The creation of your document vectors, as a simple average of the word-vectors, is a very simple calculation. Note that with a pool-of-processes, there can be notable overhead moving the data to each process, then collecting the results. (Typically: a Python pickle-unpickle operation each way.) So, even if your memory issue is overcome, that new per-doc overhead might swamp any benefits of parallelism.
But also: that points to what's likely the biggest issue with your current setup: the giant `chunksize`. This value indicates how many items should be sent as one task to each process – in one big lump. By picking a chunksize exactly equal to 1/3 of the full dataset, for your 3 processes, there'll be 3 giant sends, then 3 giant results.

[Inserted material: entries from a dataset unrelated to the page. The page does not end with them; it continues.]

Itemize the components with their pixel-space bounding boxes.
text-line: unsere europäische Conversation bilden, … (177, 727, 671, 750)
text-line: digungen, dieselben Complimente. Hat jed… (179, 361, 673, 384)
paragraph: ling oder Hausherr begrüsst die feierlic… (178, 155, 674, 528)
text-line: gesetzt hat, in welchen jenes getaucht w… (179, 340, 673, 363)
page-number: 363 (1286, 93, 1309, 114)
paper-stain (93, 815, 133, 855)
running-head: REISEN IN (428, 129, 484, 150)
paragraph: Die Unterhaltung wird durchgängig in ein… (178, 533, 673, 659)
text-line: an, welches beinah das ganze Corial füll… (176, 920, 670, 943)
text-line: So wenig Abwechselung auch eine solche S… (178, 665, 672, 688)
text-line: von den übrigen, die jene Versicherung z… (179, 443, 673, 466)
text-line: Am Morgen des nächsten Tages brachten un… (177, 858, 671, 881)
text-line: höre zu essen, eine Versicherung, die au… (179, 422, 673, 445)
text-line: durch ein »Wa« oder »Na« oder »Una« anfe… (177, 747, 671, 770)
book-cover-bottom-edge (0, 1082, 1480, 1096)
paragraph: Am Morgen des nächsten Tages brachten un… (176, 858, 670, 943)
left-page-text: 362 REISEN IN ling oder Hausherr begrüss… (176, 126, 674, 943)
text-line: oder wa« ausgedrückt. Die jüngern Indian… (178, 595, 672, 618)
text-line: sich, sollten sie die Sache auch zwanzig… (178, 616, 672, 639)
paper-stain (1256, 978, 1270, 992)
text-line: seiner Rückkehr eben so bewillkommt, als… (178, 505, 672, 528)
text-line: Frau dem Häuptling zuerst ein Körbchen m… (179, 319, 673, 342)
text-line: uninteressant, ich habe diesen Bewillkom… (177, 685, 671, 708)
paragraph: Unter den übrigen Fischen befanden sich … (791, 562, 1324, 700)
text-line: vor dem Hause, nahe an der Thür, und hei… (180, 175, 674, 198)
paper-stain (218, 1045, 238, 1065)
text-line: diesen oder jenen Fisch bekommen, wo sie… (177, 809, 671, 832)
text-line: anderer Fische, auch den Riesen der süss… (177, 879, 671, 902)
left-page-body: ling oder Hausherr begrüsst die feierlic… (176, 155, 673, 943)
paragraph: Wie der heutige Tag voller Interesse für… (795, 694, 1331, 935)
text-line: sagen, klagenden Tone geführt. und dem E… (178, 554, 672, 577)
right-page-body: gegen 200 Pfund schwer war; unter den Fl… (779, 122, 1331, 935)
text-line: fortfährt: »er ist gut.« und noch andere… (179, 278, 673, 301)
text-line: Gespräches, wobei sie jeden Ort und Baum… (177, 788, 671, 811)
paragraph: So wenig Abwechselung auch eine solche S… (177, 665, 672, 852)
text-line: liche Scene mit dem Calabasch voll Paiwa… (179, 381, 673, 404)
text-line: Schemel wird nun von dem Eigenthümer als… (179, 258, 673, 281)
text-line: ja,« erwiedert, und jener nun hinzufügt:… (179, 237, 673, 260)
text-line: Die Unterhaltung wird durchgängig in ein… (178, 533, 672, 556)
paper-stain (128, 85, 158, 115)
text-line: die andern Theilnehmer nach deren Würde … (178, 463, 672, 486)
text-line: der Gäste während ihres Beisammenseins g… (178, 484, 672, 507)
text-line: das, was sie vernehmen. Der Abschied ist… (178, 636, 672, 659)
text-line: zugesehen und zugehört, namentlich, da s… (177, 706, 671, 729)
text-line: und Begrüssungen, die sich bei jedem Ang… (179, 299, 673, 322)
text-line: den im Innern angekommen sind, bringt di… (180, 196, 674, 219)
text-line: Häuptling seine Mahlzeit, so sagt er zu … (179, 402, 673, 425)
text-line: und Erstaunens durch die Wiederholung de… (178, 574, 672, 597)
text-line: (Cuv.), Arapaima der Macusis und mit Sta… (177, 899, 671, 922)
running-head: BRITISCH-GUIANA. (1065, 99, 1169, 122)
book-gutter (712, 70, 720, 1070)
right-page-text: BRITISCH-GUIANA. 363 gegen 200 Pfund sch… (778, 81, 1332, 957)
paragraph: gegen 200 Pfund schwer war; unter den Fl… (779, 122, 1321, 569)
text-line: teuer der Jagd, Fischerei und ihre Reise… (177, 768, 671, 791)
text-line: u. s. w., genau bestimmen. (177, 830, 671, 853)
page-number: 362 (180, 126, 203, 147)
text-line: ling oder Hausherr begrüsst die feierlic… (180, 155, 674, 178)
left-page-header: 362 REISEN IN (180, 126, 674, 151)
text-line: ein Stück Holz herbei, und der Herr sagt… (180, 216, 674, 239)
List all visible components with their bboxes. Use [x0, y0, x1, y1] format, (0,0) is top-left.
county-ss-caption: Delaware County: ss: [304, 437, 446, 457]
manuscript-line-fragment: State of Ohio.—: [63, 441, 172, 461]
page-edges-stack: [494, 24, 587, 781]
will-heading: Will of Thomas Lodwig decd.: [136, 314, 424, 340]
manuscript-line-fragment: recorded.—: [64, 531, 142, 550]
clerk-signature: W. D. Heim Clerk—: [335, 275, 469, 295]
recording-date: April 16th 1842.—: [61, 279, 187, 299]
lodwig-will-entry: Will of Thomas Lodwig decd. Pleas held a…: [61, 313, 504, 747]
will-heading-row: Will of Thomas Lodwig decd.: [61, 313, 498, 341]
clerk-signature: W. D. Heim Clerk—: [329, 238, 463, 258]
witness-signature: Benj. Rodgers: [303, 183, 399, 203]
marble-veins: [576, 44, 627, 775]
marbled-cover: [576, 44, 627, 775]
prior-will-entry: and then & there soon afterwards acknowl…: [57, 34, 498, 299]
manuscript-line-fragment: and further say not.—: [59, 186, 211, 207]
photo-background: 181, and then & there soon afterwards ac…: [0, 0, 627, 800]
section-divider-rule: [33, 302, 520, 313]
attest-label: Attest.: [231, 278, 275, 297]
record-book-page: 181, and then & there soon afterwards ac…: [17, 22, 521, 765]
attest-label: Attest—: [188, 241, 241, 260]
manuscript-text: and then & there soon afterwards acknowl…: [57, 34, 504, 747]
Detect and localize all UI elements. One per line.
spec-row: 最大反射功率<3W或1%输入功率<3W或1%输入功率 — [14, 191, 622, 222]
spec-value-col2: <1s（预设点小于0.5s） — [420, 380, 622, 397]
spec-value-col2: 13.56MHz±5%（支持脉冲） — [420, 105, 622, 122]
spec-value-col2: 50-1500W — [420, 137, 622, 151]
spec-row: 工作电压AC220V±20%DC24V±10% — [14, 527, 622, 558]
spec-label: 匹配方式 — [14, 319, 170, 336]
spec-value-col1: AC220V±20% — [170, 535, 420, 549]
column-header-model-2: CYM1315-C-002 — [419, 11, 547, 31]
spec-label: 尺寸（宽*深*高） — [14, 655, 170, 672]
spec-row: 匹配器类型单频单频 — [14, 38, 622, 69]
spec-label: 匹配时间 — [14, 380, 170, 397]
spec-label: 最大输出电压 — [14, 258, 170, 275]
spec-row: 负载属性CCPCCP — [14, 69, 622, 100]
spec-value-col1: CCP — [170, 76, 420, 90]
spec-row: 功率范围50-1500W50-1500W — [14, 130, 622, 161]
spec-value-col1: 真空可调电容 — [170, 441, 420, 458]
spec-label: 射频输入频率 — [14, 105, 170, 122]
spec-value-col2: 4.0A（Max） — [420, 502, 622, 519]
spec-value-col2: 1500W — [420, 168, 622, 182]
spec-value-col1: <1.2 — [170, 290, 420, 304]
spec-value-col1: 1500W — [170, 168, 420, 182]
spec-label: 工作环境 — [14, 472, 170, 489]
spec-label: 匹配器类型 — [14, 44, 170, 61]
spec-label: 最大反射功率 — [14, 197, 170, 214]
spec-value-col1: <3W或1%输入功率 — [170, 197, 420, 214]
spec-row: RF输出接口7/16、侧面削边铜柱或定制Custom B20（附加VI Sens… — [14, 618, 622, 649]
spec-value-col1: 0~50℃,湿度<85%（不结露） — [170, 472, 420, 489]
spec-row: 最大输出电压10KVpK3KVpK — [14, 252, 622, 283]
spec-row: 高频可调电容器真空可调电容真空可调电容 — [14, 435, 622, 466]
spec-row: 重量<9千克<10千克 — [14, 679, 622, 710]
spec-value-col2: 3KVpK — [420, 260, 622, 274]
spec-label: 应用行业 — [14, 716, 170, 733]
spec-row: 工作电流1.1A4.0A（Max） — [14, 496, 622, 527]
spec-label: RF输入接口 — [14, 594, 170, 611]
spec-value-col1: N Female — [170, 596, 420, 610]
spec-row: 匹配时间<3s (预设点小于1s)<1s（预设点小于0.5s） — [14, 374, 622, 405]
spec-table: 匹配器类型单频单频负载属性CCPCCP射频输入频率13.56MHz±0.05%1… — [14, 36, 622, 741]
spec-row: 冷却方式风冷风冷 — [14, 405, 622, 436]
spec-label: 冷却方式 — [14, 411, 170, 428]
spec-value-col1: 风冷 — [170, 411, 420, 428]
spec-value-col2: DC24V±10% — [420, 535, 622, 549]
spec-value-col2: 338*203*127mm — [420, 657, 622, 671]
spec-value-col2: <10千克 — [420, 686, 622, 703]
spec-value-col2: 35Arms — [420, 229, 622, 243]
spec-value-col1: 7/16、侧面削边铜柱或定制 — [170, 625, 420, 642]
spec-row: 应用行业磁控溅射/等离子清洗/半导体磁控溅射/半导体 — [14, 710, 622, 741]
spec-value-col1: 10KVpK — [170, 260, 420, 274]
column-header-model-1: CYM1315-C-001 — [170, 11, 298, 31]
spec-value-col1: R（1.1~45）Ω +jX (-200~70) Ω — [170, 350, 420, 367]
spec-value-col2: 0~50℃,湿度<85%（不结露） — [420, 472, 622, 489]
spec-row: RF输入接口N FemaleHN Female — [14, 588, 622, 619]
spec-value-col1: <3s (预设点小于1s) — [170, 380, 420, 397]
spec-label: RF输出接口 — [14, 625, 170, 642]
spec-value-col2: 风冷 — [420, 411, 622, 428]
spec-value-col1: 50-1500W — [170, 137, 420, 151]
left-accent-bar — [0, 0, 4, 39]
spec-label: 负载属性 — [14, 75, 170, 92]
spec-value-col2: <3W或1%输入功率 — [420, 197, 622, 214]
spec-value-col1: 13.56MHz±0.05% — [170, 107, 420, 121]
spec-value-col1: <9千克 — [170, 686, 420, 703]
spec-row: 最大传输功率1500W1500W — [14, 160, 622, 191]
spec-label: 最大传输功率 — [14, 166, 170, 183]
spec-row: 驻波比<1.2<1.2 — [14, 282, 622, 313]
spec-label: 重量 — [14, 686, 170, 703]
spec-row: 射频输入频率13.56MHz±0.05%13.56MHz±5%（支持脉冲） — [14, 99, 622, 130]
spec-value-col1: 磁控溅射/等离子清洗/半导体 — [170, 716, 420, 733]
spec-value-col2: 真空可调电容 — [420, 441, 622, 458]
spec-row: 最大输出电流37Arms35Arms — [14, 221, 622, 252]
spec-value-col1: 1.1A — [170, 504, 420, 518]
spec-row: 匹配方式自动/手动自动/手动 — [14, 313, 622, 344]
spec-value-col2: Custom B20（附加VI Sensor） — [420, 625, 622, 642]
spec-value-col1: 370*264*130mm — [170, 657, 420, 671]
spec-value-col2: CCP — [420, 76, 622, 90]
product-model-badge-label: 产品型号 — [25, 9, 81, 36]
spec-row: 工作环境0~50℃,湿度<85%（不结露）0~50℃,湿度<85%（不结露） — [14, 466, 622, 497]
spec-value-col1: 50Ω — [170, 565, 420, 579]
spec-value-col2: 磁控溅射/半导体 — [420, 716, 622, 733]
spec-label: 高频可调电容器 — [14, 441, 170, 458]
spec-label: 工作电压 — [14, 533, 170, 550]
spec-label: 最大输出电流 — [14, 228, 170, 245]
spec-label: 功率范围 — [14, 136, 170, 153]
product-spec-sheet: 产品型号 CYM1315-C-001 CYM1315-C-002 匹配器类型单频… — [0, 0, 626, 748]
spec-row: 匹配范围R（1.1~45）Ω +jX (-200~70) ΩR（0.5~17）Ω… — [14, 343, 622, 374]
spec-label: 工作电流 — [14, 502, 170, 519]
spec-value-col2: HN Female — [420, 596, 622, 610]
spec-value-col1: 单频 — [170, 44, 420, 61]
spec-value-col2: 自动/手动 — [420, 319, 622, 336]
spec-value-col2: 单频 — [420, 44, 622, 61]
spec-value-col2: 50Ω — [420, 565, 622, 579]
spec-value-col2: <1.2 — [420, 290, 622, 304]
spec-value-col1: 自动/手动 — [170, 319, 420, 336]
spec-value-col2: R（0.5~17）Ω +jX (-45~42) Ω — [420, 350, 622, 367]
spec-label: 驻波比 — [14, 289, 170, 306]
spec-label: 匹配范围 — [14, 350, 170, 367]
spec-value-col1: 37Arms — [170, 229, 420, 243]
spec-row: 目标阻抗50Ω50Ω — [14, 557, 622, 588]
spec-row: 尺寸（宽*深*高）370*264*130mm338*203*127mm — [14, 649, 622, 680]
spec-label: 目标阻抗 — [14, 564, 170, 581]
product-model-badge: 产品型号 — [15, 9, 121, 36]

Imagine your data is 6GB. 2GB will be assigned to one chunk, pickled into more objects that are at least 2GB (because generic serialization usually means some expansion) on the sending side process, relayed to the child process where it becomes another 2GB+ pickled-data, which is then unpickled into 2GB of objects at the receiving-side process. That's perhaps a 3x-or-more RAM usage expansion - before any processing is done or results returned.
Try leaving the default chunksize of 1 - just to see if things then work. (Perhaps use a subset of your data, to get a sense of the speedup/slowdown compared to a non-pooled approach.) Then try larger chunksizes – in the hundreds to thousands, but probably not millions – to see what sort of speedup over the `chunksize=1` cases is possible. (The benefit of a little-larger batches may be noticeably large, but then become negligible with larger and larger chunksizes.)
You still may not match the throughput of a single-process solution, due to the overhead mentioned above, but you should prevent memory from being a bottleneck.
Further optimizations you could then consider:
* if all the data is in memory before the `Pool` is created, you can count on each subprocess already having its own addressable copy (ideally through shared memory if your OS hasn't messed things up). So, rather than (redundantly) pushing the data to the subprocesses, you could just pass int indexes for them to use to look-up locally - much less serialization/RAM overhead
* ensure that any time these doc-vecs calculated, they're written in a canonical place/format alongside the source data – and then re-using that cache whenever available. (Only if your data or FT model changes, would that be discarded.) Then the overhead of one lengthy single-process calculation may not be as much of a concern, in whatever analysis cycle you're repeating that can reuse the data.
* avoid loading the full data into a dataframe – if you only ever need the `Text` column, and its native format is amenable to being read in an incremental streaming fashion, this could save a lot of memory. (You could conceivably even just tell the subprocesses ranges of the source data to read, and they'd do their own IO.)
- Gordon